FILED UNDER: 2012 Election, US Politics, , ,
Doug Mataconis
About Doug Mataconis
Doug Mataconis held a B.A. in Political Science from Rutgers University and J.D. from George Mason University School of Law. He joined the staff of OTB in May 2010 and contributed a staggering 16,483 posts before his retirement in January 2020. He passed far too young in July 2021.

Comments

  1. cd6 says:

    Why we vote on a tuesday now: because if you voted on the weekend or a national holiday, far many more of “the poors” could actually vote, and that could shake up the status quo, and we can’t have that, now can we

  2. Jeremy says:

    Ignoring cd6…

    I actually think it would be a good idea to have votes on Fridays. Make it a national holiday (or a state holiday if it’s an off-year election) and once people get done voting, they go get hammered at a postseason baseball game. I think this is a win-win for everybody.

  3. PJ says:

    @Jeremy:

    I actually think it would be a good idea to have votes on Fridays.

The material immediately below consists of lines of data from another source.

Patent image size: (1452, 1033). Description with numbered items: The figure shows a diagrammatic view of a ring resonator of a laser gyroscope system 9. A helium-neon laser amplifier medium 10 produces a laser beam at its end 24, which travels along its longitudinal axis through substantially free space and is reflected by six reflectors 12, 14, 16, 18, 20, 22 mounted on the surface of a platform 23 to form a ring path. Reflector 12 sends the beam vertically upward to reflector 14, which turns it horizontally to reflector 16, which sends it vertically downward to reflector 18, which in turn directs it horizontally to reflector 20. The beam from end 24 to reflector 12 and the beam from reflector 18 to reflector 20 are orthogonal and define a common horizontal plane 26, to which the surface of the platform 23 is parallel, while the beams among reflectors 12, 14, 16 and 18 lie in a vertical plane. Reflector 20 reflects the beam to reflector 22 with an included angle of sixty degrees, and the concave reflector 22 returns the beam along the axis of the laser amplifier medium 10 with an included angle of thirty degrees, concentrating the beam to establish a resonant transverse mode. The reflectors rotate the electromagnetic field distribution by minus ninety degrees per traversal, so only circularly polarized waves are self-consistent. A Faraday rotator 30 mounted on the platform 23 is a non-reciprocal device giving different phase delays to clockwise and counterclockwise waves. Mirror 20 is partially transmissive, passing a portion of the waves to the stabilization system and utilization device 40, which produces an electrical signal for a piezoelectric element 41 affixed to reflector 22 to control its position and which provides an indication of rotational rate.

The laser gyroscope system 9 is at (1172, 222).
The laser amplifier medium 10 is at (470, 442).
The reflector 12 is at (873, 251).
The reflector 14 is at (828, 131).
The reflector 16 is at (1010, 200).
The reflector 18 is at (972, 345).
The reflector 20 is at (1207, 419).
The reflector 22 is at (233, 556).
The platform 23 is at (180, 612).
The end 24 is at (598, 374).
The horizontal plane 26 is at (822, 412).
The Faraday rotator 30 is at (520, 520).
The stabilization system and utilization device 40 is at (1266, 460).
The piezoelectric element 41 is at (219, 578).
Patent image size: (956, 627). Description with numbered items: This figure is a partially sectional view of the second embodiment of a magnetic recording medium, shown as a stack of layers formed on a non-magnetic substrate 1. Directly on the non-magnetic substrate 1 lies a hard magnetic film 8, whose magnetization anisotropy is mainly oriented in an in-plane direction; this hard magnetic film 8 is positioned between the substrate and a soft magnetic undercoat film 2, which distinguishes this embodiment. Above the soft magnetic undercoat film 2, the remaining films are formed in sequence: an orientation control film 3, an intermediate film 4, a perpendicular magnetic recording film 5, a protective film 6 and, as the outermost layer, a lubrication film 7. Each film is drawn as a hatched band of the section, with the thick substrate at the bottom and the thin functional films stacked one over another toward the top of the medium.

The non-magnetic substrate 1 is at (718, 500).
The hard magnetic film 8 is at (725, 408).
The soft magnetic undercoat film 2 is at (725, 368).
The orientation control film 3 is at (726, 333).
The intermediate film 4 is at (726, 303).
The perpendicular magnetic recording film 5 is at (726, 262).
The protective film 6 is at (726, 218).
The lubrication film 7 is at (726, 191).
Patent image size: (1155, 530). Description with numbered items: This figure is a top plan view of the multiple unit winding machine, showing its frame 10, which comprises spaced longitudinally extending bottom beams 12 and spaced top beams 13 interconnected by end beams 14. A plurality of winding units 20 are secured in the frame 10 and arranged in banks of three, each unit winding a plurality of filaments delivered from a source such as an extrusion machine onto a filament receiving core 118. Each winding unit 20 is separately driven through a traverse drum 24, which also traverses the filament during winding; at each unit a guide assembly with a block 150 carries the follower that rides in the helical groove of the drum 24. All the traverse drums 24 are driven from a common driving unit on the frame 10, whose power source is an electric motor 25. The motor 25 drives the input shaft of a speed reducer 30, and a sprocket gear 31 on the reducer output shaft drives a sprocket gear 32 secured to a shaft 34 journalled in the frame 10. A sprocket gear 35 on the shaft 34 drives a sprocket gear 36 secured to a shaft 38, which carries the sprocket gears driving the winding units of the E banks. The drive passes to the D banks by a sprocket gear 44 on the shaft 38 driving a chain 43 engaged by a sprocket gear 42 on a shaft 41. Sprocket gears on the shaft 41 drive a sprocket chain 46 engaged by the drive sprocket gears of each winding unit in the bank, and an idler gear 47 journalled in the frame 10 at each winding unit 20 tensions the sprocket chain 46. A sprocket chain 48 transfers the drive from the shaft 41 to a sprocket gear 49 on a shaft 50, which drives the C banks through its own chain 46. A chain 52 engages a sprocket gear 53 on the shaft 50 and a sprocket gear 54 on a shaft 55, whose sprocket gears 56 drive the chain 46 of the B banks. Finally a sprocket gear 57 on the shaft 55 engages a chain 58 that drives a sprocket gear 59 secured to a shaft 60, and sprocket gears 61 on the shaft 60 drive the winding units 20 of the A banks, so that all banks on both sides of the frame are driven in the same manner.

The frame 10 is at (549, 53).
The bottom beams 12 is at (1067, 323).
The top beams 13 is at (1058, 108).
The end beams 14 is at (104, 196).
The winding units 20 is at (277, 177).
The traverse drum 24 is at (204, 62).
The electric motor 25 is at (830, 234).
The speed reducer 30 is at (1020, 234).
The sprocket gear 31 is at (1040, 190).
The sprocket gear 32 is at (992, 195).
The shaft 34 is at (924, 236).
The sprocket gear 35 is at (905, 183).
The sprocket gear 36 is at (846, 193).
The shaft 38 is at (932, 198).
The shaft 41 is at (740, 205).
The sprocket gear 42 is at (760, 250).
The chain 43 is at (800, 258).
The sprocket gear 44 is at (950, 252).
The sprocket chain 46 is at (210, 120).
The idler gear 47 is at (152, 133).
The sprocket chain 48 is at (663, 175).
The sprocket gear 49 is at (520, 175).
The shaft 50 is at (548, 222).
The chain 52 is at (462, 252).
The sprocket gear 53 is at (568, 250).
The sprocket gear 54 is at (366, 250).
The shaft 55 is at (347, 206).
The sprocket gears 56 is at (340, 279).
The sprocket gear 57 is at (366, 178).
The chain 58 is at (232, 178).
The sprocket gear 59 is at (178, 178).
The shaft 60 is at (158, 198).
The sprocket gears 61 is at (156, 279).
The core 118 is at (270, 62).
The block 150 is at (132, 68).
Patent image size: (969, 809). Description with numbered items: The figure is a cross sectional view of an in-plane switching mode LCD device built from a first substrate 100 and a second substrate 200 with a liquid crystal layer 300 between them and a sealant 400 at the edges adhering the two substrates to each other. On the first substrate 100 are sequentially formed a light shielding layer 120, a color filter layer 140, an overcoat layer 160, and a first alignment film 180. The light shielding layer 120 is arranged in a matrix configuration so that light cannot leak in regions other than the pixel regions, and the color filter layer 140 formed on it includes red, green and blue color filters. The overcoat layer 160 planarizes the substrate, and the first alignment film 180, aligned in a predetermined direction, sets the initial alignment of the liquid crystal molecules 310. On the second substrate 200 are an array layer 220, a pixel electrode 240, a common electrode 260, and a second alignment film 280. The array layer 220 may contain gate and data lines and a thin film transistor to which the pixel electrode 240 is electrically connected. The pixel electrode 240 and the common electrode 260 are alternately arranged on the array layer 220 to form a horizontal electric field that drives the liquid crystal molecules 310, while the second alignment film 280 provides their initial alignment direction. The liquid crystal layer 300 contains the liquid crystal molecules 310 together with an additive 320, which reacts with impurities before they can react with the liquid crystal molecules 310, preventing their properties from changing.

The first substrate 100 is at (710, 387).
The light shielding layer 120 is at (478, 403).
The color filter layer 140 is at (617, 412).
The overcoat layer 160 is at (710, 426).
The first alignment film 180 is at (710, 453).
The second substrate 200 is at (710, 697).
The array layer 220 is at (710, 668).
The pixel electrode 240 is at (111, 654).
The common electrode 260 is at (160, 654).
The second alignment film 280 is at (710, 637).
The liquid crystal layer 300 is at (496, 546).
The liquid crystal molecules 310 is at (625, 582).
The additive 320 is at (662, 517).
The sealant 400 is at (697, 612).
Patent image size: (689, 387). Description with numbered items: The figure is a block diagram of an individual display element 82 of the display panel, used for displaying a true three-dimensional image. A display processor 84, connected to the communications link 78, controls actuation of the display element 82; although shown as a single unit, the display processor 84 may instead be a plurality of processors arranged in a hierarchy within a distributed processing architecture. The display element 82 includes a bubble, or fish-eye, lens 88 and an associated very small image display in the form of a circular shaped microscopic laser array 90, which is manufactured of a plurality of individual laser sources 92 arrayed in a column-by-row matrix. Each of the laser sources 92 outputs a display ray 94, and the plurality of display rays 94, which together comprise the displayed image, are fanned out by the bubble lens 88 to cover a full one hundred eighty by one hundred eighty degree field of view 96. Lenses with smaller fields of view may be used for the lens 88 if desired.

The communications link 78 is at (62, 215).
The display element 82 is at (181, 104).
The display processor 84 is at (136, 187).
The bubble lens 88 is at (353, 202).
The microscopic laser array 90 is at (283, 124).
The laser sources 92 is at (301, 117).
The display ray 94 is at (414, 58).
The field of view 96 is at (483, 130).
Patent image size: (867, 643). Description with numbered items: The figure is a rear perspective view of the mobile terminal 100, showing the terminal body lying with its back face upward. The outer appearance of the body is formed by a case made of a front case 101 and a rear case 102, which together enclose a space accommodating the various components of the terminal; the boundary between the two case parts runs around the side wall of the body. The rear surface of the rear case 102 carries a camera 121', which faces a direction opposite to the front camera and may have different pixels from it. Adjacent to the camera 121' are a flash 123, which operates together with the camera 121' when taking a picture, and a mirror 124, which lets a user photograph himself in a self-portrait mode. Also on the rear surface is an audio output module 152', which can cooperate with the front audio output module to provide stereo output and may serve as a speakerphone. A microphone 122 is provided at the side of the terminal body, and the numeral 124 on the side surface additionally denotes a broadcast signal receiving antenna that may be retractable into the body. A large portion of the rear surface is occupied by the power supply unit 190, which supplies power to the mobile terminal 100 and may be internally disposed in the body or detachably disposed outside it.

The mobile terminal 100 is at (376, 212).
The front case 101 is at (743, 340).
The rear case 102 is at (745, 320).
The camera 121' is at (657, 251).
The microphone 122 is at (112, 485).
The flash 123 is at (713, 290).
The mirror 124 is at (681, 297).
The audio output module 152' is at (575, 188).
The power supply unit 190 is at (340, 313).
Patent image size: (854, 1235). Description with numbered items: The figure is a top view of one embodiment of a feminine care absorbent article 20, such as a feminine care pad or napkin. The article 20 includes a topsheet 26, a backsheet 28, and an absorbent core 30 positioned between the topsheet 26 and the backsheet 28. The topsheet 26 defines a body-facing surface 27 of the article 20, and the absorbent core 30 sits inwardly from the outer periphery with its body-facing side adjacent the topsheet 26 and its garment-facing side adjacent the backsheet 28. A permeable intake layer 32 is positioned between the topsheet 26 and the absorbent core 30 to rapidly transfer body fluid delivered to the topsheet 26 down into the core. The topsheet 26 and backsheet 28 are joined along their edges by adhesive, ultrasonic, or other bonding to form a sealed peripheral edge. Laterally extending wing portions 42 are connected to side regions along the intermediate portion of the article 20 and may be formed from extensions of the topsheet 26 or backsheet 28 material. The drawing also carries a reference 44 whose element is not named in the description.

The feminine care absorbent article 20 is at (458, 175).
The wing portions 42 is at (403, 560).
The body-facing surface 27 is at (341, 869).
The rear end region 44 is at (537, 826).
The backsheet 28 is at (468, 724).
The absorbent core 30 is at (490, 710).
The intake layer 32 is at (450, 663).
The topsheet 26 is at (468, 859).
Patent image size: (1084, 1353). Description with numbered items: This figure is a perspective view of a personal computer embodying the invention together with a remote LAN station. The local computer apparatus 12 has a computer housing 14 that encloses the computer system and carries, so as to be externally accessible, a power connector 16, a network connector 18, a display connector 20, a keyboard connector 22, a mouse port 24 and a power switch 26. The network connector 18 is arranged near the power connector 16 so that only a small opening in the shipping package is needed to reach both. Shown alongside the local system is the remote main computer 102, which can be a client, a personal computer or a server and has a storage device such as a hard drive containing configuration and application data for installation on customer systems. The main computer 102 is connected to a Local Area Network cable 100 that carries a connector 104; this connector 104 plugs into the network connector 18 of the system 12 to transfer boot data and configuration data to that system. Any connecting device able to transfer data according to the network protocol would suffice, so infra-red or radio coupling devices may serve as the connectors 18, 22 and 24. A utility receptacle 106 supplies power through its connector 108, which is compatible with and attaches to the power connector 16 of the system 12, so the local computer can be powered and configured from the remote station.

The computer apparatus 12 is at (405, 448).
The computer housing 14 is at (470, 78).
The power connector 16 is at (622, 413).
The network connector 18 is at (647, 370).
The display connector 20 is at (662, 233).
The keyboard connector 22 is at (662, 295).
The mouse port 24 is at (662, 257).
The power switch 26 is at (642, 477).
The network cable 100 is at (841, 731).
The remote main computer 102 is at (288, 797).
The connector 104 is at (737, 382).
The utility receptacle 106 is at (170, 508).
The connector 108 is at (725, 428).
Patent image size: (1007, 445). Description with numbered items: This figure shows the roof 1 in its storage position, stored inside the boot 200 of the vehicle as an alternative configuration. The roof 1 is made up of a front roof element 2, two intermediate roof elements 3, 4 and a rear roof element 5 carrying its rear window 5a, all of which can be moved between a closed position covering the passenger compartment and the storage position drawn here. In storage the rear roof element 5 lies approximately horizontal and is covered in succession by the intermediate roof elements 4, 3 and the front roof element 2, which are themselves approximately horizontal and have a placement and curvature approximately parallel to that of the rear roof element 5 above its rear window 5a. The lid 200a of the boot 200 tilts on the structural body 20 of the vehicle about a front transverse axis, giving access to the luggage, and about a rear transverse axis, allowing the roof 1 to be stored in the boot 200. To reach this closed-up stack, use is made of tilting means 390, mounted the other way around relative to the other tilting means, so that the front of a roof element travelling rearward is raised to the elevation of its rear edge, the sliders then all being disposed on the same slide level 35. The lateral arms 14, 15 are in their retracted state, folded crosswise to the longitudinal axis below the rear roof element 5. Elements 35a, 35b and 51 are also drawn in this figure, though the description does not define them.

    Fridays are a religious holiday among Pastafarians.

    Pastafarian worshipers of the Flying Spaghetti Monster observe a similar weekly day of rest, marking the day when, founder Bobby Henderson says, the monster took “an extended break from the whole creation gig” and declared, “From here on out, every Friday is a holiday.”

  4. @cd6:

    Why we vote on a tuesday now: because if you voted on the weekend or a national holiday, far many more of “the poors” could actually vote, and that could shake up the status quo, and we can’t have that, now can we

    Except “the poors” I know are far more likely to be off Tuesday/Wednesday, which are the slowest days in the retail business, then on weekends.

  5. MstrB says:

    Wait, did you delete the part where Sullivan added “AND RACIST!”

  6. Doug Deal says:

    Monday seems like a bad day to have elections because it is the first day of the work week, and there is some non trivial setup required for voting machines and such. I am not sure how well things would work if you came in from the weekend and just had people vote on Monday at 7AM.

    Later in the week means less time to finalize counts before the weekend. These are government employees afterall.

  7. Interestingly, almost the entire world votes on either Saturday or Sunday.

  8. The odds are quite good, also, that if we voted on Sunday or Saturday (or on a national holiday) that participation would increase.

  9. Just 'nutha ig'rant cracker says:

    @Steven L. Taylor: And that would be desirable because increasing the number of uninformed people voting would yield a positive social result?
    (And no, I don’t accept the possibility that people would work harder at becoming informed–if for no other reason than that our system of running for office seems to lean toward running on baseless innuendo as opposed to reasoned positions on policy matters.)

  10. @Just ‘nutha ig’rant cracker: Upon what do you base the notion that increased turnout only increased the turnout of the uninformed?

  11. The funny thing is on all of these threads about voting and and whatnot, it is often pretty clear that a lot of commenters really don’t want a democracy (or, if one prefers, a “representative republic” or a “constitutional republic” or whatever phrase one prefers) but, rather, really wants an oligarchy of sorts of the “right kind of people” (where said “right kind of people” varies depending on the commenter).

    This quite clear, for example, in any thread on the EC.